Leonard Oakley

Personal information
- Full name: Leonard Oakley
- Born: 11 January 1916 Stourbridge, Worcestershire, England
- Died: 9 January 1974 (aged 57) Dudley, Worcestershire, England
- Batting: Left-handed
- Bowling: Slow left arm orthodox

Domestic team information
- 1935–1948: Worcestershire
- FC debut: 26 June 1935 Worcestershire v Middlesex
- Last FC: 18 June 1948 Worcestershire v Lancashire

Career statistics
| Competition | First-class |
| Matches | 8 |
| Runs scored | 43 |
| Batting average | 4.77 |
| 100s/50s | 0/0 |
| Top score | 11 |
| Balls bowled | 708 |
| Wickets | 12 |
| Bowling average | 32.75 |
| 5 wickets in innings | 1 |
| 10 wickets in match | 0 |
| Best bowling | 6/64 |
| Catches/stumpings | 2/– |
- Source: CricketArchive, 20 September 2007

= Leonard Oakley =

English cricketer

Leonard Oakley (11 January 1916 – 9 January 1974) was an English cricketer who played eight first-class games for Worcestershire County Cricket Club either side of the Second World War. A bowler, in 14 innings he never scored more than 11 runs.
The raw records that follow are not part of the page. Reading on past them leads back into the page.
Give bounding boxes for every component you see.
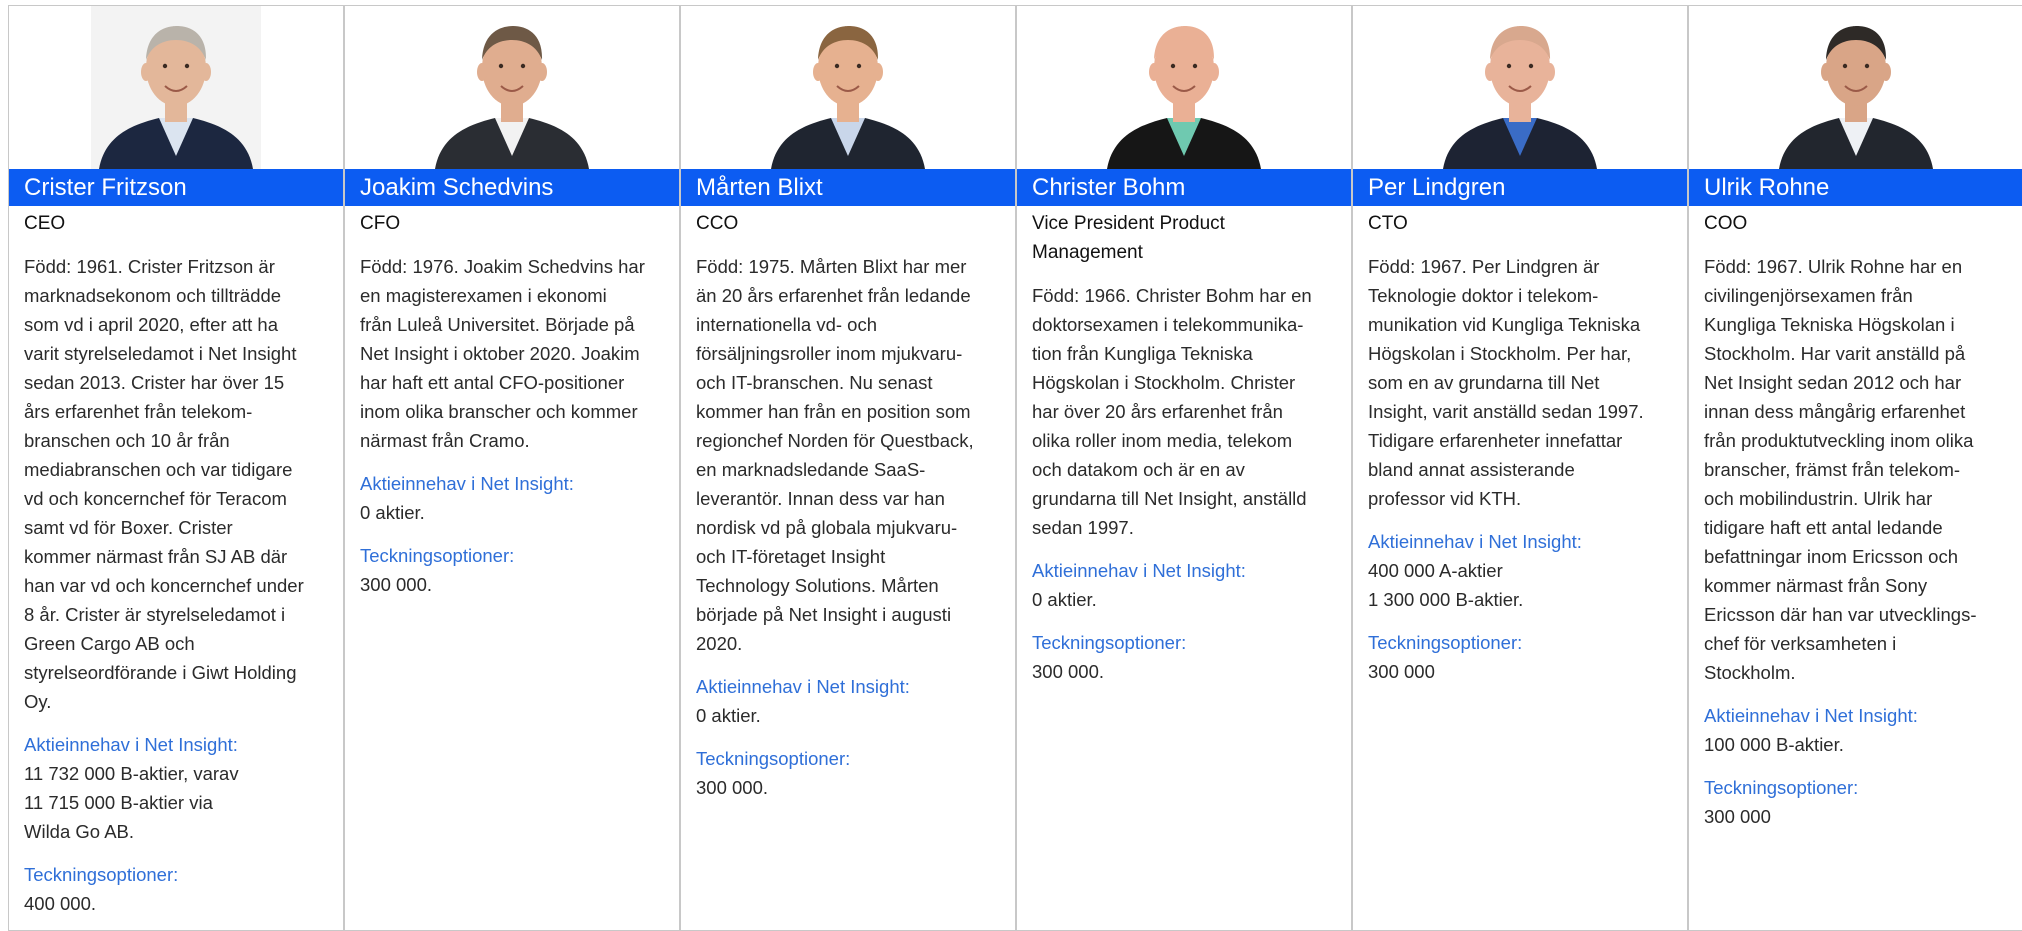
holdings-value: 400 000 A-aktier 1 300 000 B-aktier. bbox=[1368, 560, 1524, 610]
person-card: Per Lindgren CTO Född: 1967. Per Lindgre… bbox=[1352, 5, 1688, 931]
person-bio: Född: 1975. Mårten Blixt har mer än 20 å… bbox=[696, 256, 974, 654]
person-card: Ulrik Rohne COO Född: 1967. Ulrik Rohne … bbox=[1688, 5, 2022, 931]
person-role: CFO bbox=[360, 213, 401, 234]
holdings-value: 0 aktier. bbox=[1032, 589, 1097, 610]
person-role: CTO bbox=[1368, 213, 1408, 234]
person-card: Crister Fritzson CEO Född: 1961. Crister… bbox=[8, 5, 344, 931]
options-label: Teckningsoptioner: bbox=[1032, 632, 1187, 653]
person-role: Vice President Product Management bbox=[1032, 213, 1225, 263]
person-role: CEO bbox=[24, 213, 66, 234]
portrait bbox=[1017, 6, 1351, 169]
holdings-label: Aktieinnehav i Net Insight: bbox=[360, 473, 574, 494]
person-name: Ulrik Rohne bbox=[1689, 169, 2022, 206]
holdings-value: 11 732 000 B-aktier, varav 11 715 000 B-… bbox=[24, 763, 239, 842]
person-role: COO bbox=[1704, 213, 1748, 234]
person-bio: Född: 1967. Per Lindgren är Teknologie d… bbox=[1368, 256, 1644, 509]
person-bio: Född: 1966. Christer Bohm har en doktors… bbox=[1032, 285, 1312, 538]
holdings-label: Aktieinnehav i Net Insight: bbox=[24, 734, 238, 755]
portrait-image bbox=[763, 6, 933, 169]
holdings-label: Aktieinnehav i Net Insight: bbox=[696, 676, 910, 697]
person-card: Christer Bohm Vice President Product Man… bbox=[1016, 5, 1352, 931]
options-value: 300 000. bbox=[360, 574, 433, 595]
person-card: Mårten Blixt CCO Född: 1975. Mårten Blix… bbox=[680, 5, 1016, 931]
portrait bbox=[9, 6, 343, 169]
person-name: Crister Fritzson bbox=[9, 169, 343, 206]
options-value: 300 000 bbox=[1368, 661, 1435, 682]
portrait-image bbox=[1435, 6, 1605, 169]
options-value: 300 000. bbox=[1032, 661, 1105, 682]
portrait-image bbox=[1771, 6, 1941, 169]
person-name: Per Lindgren bbox=[1353, 169, 1687, 206]
person-bio: Född: 1976. Joakim Schedvins har en magi… bbox=[360, 256, 645, 451]
portrait-image bbox=[427, 6, 597, 169]
options-label: Teckningsoptioner: bbox=[696, 748, 851, 769]
options-label: Teckningsoptioner: bbox=[24, 864, 179, 885]
portrait-image bbox=[91, 6, 261, 169]
options-label: Teckningsoptioner: bbox=[360, 545, 515, 566]
person-name: Christer Bohm bbox=[1017, 169, 1351, 206]
person-name: Mårten Blixt bbox=[681, 169, 1015, 206]
holdings-label: Aktieinnehav i Net Insight: bbox=[1368, 531, 1582, 552]
person-bio: Född: 1961. Crister Fritzson är marknads… bbox=[24, 256, 304, 712]
portrait-image bbox=[1099, 6, 1269, 169]
options-value: 400 000. bbox=[24, 893, 97, 914]
portrait bbox=[681, 6, 1015, 169]
person-bio: Född: 1967. Ulrik Rohne har en civilinge… bbox=[1704, 256, 1977, 683]
options-value: 300 000 bbox=[1704, 806, 1771, 827]
options-label: Teckningsoptioner: bbox=[1368, 632, 1523, 653]
portrait bbox=[1689, 6, 2022, 169]
person-card: Joakim Schedvins CFO Född: 1976. Joakim … bbox=[344, 5, 680, 931]
portrait bbox=[345, 6, 679, 169]
holdings-value: 0 aktier. bbox=[696, 705, 761, 726]
options-label: Teckningsoptioner: bbox=[1704, 777, 1859, 798]
person-role: CCO bbox=[696, 213, 739, 234]
holdings-value: 0 aktier. bbox=[360, 502, 425, 523]
holdings-label: Aktieinnehav i Net Insight: bbox=[1032, 560, 1246, 581]
portrait bbox=[1353, 6, 1687, 169]
options-value: 300 000. bbox=[696, 777, 769, 798]
person-name: Joakim Schedvins bbox=[345, 169, 679, 206]
management-grid: Crister Fritzson CEO Född: 1961. Crister… bbox=[8, 5, 2022, 931]
holdings-label: Aktieinnehav i Net Insight: bbox=[1704, 705, 1918, 726]
holdings-value: 100 000 B-aktier. bbox=[1704, 734, 1844, 755]
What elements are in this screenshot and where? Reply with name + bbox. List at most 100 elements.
Oakley made his debut for Worcestershire against Middlesex at Worcester in late June 1935, taking the single wicket of Fred Price and scoring 6 and 0 from number ten. He played against Gloucestershire a few days later, taking one more wicket, and made two wicketless appearances in 1937, but those games comprised his entire remaining pre-war career.

He returned to first-class action with a bang in June 1946, taking eight wickets against the Royal Air Force in what was to prove the RAF's last first-class match. His first innings 2-18 and second-innings 6-64, which contributed largely towards his county's victory, were the only times he ever took more than two wickets in a first-class innings.
However, two subsequent County Championship games brought Oakley only one wicket in total, and he played no more for two years.

In June 1948, Oakley took 5–44 in each innings of a Second XI match against Glamorgan II,
and was recalled to the first team for the Championship match with Lancashire at Manchester a week later. However, he could manage only 1-71 from 17 overs, and he never played first-class cricket again.